Shareholders support major media merger in Australia

Fairfax shareholders have overwhelmingly backed a takeover by Nine Entertainment, paving the way for both companies to merge by the end of this year.

At the Fairfax annual general meeting today, more than 80 percent of votes were in favor of the deal.

Fairfax shareholders gave “overwhelming” support for the multi-billion dollar merger. The deal was possible after Australia relaxed its media ownership laws last year.
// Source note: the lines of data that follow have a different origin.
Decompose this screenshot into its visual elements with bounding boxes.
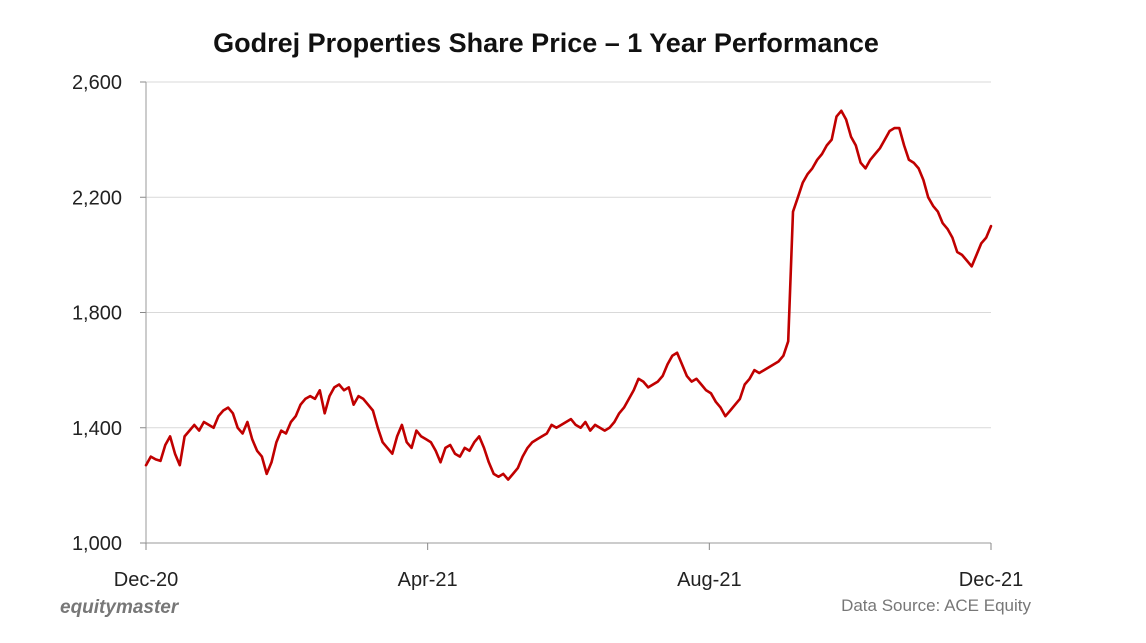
x-tick-label: Dec-20	[114, 569, 178, 591]
axes	[140, 81, 992, 550]
series-layer	[144, 109, 993, 481]
grid-lines	[146, 81, 991, 429]
y-tick-label: 1,000	[72, 533, 122, 555]
y-tick-label: 2,200	[72, 187, 122, 209]
brand-logo-text: equitymaster	[60, 597, 180, 618]
y-tick-label: 2,600	[72, 72, 122, 94]
x-tick-label: Apr-21	[398, 569, 458, 591]
y-axis-tick-labels: 1,000 1,400 1,800 2,200 2,600	[72, 72, 122, 555]
x-axis-tick-labels: Dec-20 Apr-21 Aug-21 Dec-21	[114, 569, 1023, 591]
data-source-note: Data Source: ACE Equity	[841, 596, 1031, 615]
series-line-godrej-properties	[144, 109, 993, 481]
x-tick-label: Dec-21	[959, 569, 1023, 591]
x-tick-label: Aug-21	[677, 569, 742, 591]
y-tick-label: 1,400	[72, 418, 122, 440]
chart-title: Godrej Properties Share Price – 1 Year P…	[213, 28, 879, 58]
y-tick-label: 1,800	[72, 303, 122, 325]
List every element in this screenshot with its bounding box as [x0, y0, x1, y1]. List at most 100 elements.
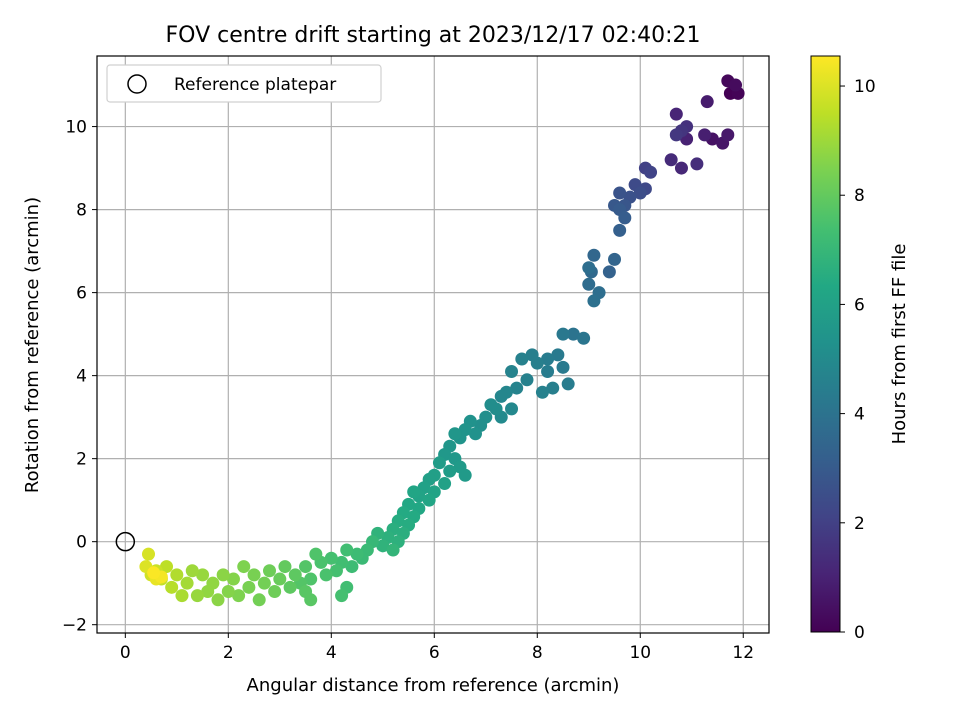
data-point	[386, 543, 400, 557]
y-axis-label: Rotation from reference (arcmin)	[22, 197, 43, 493]
data-point	[698, 128, 712, 142]
x-tick-label: 4	[326, 643, 337, 663]
y-tick-label: 2	[76, 450, 87, 470]
data-point	[561, 377, 575, 391]
data-point	[329, 564, 343, 578]
data-point	[165, 580, 179, 594]
data-point	[196, 568, 210, 582]
data-point	[443, 464, 457, 478]
data-point	[541, 364, 555, 378]
y-tick-label: 8	[76, 201, 87, 221]
data-point	[505, 364, 519, 378]
x-tick-label: 0	[120, 643, 131, 663]
data-point	[448, 427, 462, 441]
data-point	[216, 568, 230, 582]
data-point	[175, 589, 189, 603]
data-point	[299, 560, 313, 574]
data-point	[613, 223, 627, 237]
data-point	[350, 547, 364, 561]
y-tick-label: −2	[62, 616, 87, 636]
data-point	[633, 186, 647, 200]
data-point	[160, 560, 174, 574]
y-tick-label: 10	[65, 118, 87, 138]
colorbar-tick-label: 2	[854, 514, 865, 534]
colorbar-tick-label: 4	[854, 405, 865, 425]
data-point	[546, 381, 560, 395]
data-point	[664, 153, 678, 167]
x-tick-label: 12	[732, 643, 754, 663]
colorbar-tick-label: 6	[854, 295, 865, 315]
data-point	[484, 398, 498, 412]
data-point	[729, 78, 743, 92]
data-point	[345, 560, 359, 574]
data-point	[141, 547, 155, 561]
data-point	[170, 568, 184, 582]
data-point	[180, 576, 194, 590]
data-point	[319, 568, 333, 582]
data-point	[556, 327, 570, 341]
data-point	[582, 277, 596, 291]
data-point	[257, 576, 271, 590]
plot-frame	[96, 55, 770, 634]
data-point	[551, 348, 565, 362]
data-point	[226, 572, 240, 586]
legend-marker	[127, 74, 147, 94]
legend-box	[106, 64, 382, 103]
data-point	[556, 360, 570, 374]
colorbar-tick-label: 8	[854, 186, 865, 206]
data-point	[283, 580, 297, 594]
data-point	[340, 543, 354, 557]
data-point	[247, 568, 261, 582]
data-point	[147, 566, 161, 580]
scatter-points	[139, 74, 745, 607]
legend-label: Reference platepar	[174, 75, 336, 95]
x-tick-label: 2	[223, 643, 234, 663]
data-point	[252, 593, 266, 607]
data-point	[541, 352, 555, 366]
x-tick-label: 6	[429, 643, 440, 663]
y-tick-label: 0	[76, 533, 87, 553]
data-point	[644, 165, 658, 179]
chart-title: FOV centre drift starting at 2023/12/17 …	[166, 23, 701, 48]
axis-ticks: 0 2 4 6 8 10 12 −2 0 2 4 6 8 10	[62, 118, 754, 663]
x-axis-label: Angular distance from reference (arcmin)	[247, 675, 620, 696]
data-point	[494, 389, 508, 403]
data-point	[690, 157, 704, 171]
y-tick-label: 6	[76, 284, 87, 304]
data-point	[299, 584, 313, 598]
data-point	[587, 294, 601, 308]
data-point	[577, 331, 591, 345]
data-point	[582, 261, 596, 275]
data-point	[613, 186, 627, 200]
data-point	[288, 568, 302, 582]
data-point	[407, 485, 421, 499]
colorbar-tick-label: 0	[854, 623, 865, 643]
data-point	[278, 560, 292, 574]
data-point	[211, 593, 225, 607]
data-point	[190, 589, 204, 603]
legend: Reference platepar	[106, 64, 382, 103]
data-point	[510, 381, 524, 395]
colorbar-tick-label: 10	[854, 77, 876, 97]
data-point	[587, 248, 601, 262]
data-point	[674, 161, 688, 175]
data-point	[376, 539, 390, 553]
data-point	[721, 128, 735, 142]
x-tick-label: 8	[532, 643, 543, 663]
colorbar-label: Hours from first FF file	[889, 244, 910, 445]
data-point	[602, 265, 616, 279]
data-point	[324, 551, 338, 565]
data-point	[304, 572, 318, 586]
data-point	[669, 107, 683, 121]
data-point	[515, 352, 529, 366]
data-point	[468, 427, 482, 441]
data-point	[268, 584, 282, 598]
data-point	[700, 95, 714, 109]
data-point	[618, 211, 632, 225]
data-point	[520, 373, 534, 387]
data-point	[505, 402, 519, 416]
colorbar-ticks: 0 2 4 6 8 10	[840, 77, 876, 643]
data-point	[458, 468, 472, 482]
grid	[97, 56, 769, 633]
The new business will be called Nine, losing the well-known Fairfax name.

Fairfax chairman Nick Falloon said the change was expected to be implemented on 7 December, subject to court approval.

The deal wraps in Nine’s television network, one of the nation’s biggest, and Fairfax newspapers including The Sydney Morning Herald, Melbourne’s The Age and The Australian Financial Review.

It also includes Fairfax’s many radio and digital assets, including news websites in other cities and property listings business Domain.

The new entity, which will simply be called “Nine”, will own the Nine Network, The Sydney Morning Herald, The Age, The Australian Financial Review, a majority stake in Domain, streaming service Stan and a 54.5 percent stake in radio network Macquarie Media.

It will be led by Hugh Marks and Peter Costello, the chief executive, and chairman of Nine Entertainment.

“Media consolidation provides significant potential by leveraging the increased scale of audiences and marketing inventory to grow,” Falloon said in a statement.

Until last year’s law changes, proprietors had been prevented from owning newspapers, radio and TV stations in the same city – a rule designed to protect media diversity.

“The letter contains no actual proposal that could be considered by Fairfax shareholders as an alternative to the proposed scheme of arrangement with Nine,” Fairfax said in a statement.

“The Fairfax board believes that the value and strategic opportunities offered by the scheme reflect a compelling proposition for Fairfax shareholders.”

The merger was already approved by the Australian Competition and Consumer Commission (ACCC) earlier this month.

ACCC chairman Rod Sims said at the time that Australia would be “slightly worse off” because of the lessening of competition in the news market.

But the competition watchdog approved the deal because it would not “substantially” lessen competition, particularly given the recent rise of online news providers such as The Guardian, The New Daily, BuzzFeed, Crikey, and The Daily Mail.